The warehouse is still part of the picture, but for analytics, disputes, and historical reports, not for the live widget.
What the warehouse layer does
The same Kafka topic drains to S3 (Firehose) and then to BigQuery or Snowflake. The warehouse hosts:
- Full transaction history (years).
- Analytics: “average spend per customer per category.”
- Risk and fraud models.
- Customer support: “show me this user’s full statement.”
The widget never touches it.
Common mistakes interviewers want you to name
- Pointing the widget at the warehouse. Lots of teams try this. Latency, cost, and concurrency all bite.
- Recomputing the monthly total on every read (“aggregate the last 30 days from a transactions cache”). Even on a fast store, this is expensive at the first-of-month-just-after-payday spike.
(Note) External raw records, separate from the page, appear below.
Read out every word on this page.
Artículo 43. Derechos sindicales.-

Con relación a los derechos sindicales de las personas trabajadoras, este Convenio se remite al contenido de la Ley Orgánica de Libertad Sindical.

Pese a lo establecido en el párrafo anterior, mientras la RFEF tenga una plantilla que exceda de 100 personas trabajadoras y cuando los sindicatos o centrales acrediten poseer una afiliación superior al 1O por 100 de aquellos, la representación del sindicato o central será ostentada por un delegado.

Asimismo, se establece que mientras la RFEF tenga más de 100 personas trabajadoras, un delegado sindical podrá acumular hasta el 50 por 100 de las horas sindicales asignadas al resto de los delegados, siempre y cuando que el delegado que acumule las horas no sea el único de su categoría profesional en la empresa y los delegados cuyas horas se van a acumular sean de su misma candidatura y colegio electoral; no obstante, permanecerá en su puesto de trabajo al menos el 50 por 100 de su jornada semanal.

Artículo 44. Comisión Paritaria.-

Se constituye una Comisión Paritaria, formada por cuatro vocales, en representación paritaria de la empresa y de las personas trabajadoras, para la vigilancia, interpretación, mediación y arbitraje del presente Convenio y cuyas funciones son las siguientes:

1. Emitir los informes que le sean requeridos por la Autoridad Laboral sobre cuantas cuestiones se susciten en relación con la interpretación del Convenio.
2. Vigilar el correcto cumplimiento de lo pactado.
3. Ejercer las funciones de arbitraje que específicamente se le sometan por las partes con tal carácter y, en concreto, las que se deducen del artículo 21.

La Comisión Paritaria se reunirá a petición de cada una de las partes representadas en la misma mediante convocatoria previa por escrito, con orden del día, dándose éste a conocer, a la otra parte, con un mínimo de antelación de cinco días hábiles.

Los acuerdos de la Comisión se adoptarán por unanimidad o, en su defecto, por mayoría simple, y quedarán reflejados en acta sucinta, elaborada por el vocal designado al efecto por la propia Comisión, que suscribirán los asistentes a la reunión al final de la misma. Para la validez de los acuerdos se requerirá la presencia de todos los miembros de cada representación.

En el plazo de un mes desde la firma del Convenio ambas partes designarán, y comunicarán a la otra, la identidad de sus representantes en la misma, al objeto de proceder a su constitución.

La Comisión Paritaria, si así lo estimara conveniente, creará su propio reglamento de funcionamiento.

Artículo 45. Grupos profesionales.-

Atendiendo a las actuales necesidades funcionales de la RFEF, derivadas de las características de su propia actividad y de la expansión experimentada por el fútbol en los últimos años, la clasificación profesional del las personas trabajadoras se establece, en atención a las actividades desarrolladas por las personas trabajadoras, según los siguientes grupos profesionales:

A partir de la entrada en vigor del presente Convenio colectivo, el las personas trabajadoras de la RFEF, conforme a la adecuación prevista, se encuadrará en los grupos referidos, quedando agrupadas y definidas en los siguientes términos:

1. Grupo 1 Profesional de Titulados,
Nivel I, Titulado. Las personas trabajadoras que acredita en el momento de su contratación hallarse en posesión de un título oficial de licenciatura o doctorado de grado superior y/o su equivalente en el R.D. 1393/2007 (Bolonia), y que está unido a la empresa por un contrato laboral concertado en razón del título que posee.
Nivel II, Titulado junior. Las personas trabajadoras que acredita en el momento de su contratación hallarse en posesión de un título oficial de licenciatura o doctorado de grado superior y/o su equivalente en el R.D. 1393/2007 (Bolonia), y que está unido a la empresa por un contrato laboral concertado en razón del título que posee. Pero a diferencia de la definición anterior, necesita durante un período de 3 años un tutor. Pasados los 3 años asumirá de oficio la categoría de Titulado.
- Forgetting to dedupe. CDC retries are normal. A doubled total is a customer complaint.
- Mapping changes that rewrite history. Surprising the user is worse than a bad mapping.
- No fallback for when the serving store is down. If the widget is critical, fall back to a stale cached number, not a spinner forever.
Bonus follow-up the interviewer might throw
“How would you make this work offline, when the phone has no network?”
Cache the last successful response on the phone with a short TTL (an hour). Show it with a small “as of 8:21” timestamp. The user sees their last known number instead of an error, and the freshness label is honest. When the phone reconnects, refresh in the background.